The Chair is at the forefront of asserting multilingualism and the legitimacy of African languages as integral elements of the institutional culture as provided for in the national legislative framework, particularly the Language Policy Framework for Public Institutions of Higher Education (2020). At a sector level, it collaborates with other institutions through CoPAL, the Community of Practice for the Teaching and Learning of African Languages, one of the communities of practice established by Universities South Africa (USAf) to promote collaborations in specific disciplines. In January 2022, the Chair hosted a symposium which brought together academics from different universities to reflect on the Language Policy Framework and deliberate on its implementation. Some of the presentations from the symposium will be published as an edited book.

The Chair is also involved in national and international collaborations which complement its work. These include the BAQONDE and CALT projects. Boosting the Use of African Languages in Education: A Qualified Organized Nationwide Development Strategy for South Africa (BAQONDE) is an Erasmus+ co-funded consortium of four South African universities (Rhodes University, North-West University, Rhodes University, University of KwaZulu-Natal and the University of the Western Cape) and three European institutions (University of Salamanca, Trinity College Dublin and the University of Groningen). It is a capacity development project which seeks to boost the use of African languages for academic purposes by sharing good practices in multilingual pedagogies and multilingual pedagogical resources. The Centre for African Language Teaching (CALT) Project seeks to establish a centre of excellence in the teaching at the University of the Western Cape of Foundation Phase reading in isiXhosa. Research by academics and postgraduate students from the University of the Western Cape, Rhodes University, the University of Fort Hare and Walter Sisulu University will offer expertise and guidance for the centre.

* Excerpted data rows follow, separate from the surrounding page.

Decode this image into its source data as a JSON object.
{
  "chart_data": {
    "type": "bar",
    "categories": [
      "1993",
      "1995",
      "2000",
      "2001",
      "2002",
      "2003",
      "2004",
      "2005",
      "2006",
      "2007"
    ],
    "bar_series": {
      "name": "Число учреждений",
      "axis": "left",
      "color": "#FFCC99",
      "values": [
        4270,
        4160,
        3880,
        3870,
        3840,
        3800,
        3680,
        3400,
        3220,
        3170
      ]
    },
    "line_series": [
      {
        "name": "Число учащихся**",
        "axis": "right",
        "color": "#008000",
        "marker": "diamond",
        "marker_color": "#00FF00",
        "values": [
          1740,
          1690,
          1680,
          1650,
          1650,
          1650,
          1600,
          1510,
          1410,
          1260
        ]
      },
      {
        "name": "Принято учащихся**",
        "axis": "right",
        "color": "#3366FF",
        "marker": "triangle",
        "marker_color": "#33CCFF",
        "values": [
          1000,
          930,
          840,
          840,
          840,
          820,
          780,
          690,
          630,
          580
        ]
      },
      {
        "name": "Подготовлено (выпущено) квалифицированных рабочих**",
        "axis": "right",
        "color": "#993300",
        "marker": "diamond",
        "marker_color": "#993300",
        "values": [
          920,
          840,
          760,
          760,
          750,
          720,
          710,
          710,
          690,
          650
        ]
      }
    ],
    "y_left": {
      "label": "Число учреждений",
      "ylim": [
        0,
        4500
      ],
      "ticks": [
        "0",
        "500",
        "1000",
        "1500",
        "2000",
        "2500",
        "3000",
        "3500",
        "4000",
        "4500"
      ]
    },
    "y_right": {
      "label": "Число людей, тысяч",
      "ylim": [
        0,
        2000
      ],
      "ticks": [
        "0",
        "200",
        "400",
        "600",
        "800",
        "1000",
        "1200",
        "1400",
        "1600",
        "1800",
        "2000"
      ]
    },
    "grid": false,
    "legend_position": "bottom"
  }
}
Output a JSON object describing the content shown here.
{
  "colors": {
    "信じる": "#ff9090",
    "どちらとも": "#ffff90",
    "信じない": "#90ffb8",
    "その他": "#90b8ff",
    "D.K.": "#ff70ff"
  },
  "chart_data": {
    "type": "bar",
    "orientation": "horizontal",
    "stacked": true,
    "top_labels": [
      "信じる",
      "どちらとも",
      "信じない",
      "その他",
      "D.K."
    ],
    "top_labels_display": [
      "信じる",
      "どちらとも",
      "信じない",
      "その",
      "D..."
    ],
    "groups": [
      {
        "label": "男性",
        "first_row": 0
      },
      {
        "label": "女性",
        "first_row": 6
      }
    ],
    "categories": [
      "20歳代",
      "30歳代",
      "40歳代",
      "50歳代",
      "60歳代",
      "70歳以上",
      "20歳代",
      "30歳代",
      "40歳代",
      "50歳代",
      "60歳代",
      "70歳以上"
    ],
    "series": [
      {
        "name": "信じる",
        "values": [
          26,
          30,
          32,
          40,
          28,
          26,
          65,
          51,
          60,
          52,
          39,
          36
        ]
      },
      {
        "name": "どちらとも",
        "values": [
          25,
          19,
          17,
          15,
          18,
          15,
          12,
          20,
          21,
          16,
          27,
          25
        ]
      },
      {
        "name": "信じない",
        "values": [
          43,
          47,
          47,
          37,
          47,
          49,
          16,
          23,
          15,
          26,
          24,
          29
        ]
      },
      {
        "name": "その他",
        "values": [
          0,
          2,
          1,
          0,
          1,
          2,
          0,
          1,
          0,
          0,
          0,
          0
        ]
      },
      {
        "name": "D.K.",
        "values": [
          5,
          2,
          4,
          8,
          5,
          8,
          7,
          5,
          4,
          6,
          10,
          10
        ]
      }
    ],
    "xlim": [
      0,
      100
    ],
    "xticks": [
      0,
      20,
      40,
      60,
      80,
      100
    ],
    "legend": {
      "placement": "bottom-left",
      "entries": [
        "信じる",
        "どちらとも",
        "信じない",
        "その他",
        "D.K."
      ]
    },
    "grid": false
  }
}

Postgraduate students and postdoctoral Fellows contribute immensely to the work of the Chair. Master’s and Doctoral students continue to produce research on various topics within linguistics, applied language studies and literary studies, with a focus on African languages. Some of the students and postdoctoral Fellows have been drawn from African countries such as Kenya, Nigeria, Uganda, Zanzibar and Zimbabwe, which has increased the Chair’s scholarly influence on the continent. Postgraduate students and postdoctoral Fellows from the continent are retained at the end of their programmes as research associates of the Chair to strengthen the research network on African languages.

The strategy of the SARChI Chair in the Intellectualisation of African Languages, Multilingualism and Education is clear. It has positioned itself as a key player in scholarship that promotes multilingualism nationally and continentally, while also ensuring that the scholarship contributes towards global engagements.

Later in the year, the Chair is looking forward to the publication of Sesotho, isiXhosa, isiZulu, isiNdebele and Kiswahili translations of Ngũgĩ wa Thiong’o’s Decolonising the Mind: The Politics of Language in African Literature. The book has influenced debates on the language question in Africa. Its translation into African languages, a collaboration involving academics from South Africa, Lesotho, Kenya and Zimbabwe, implements some of the ideas articulated in wa Thiong’o’s book on the intellectualisation of African languages.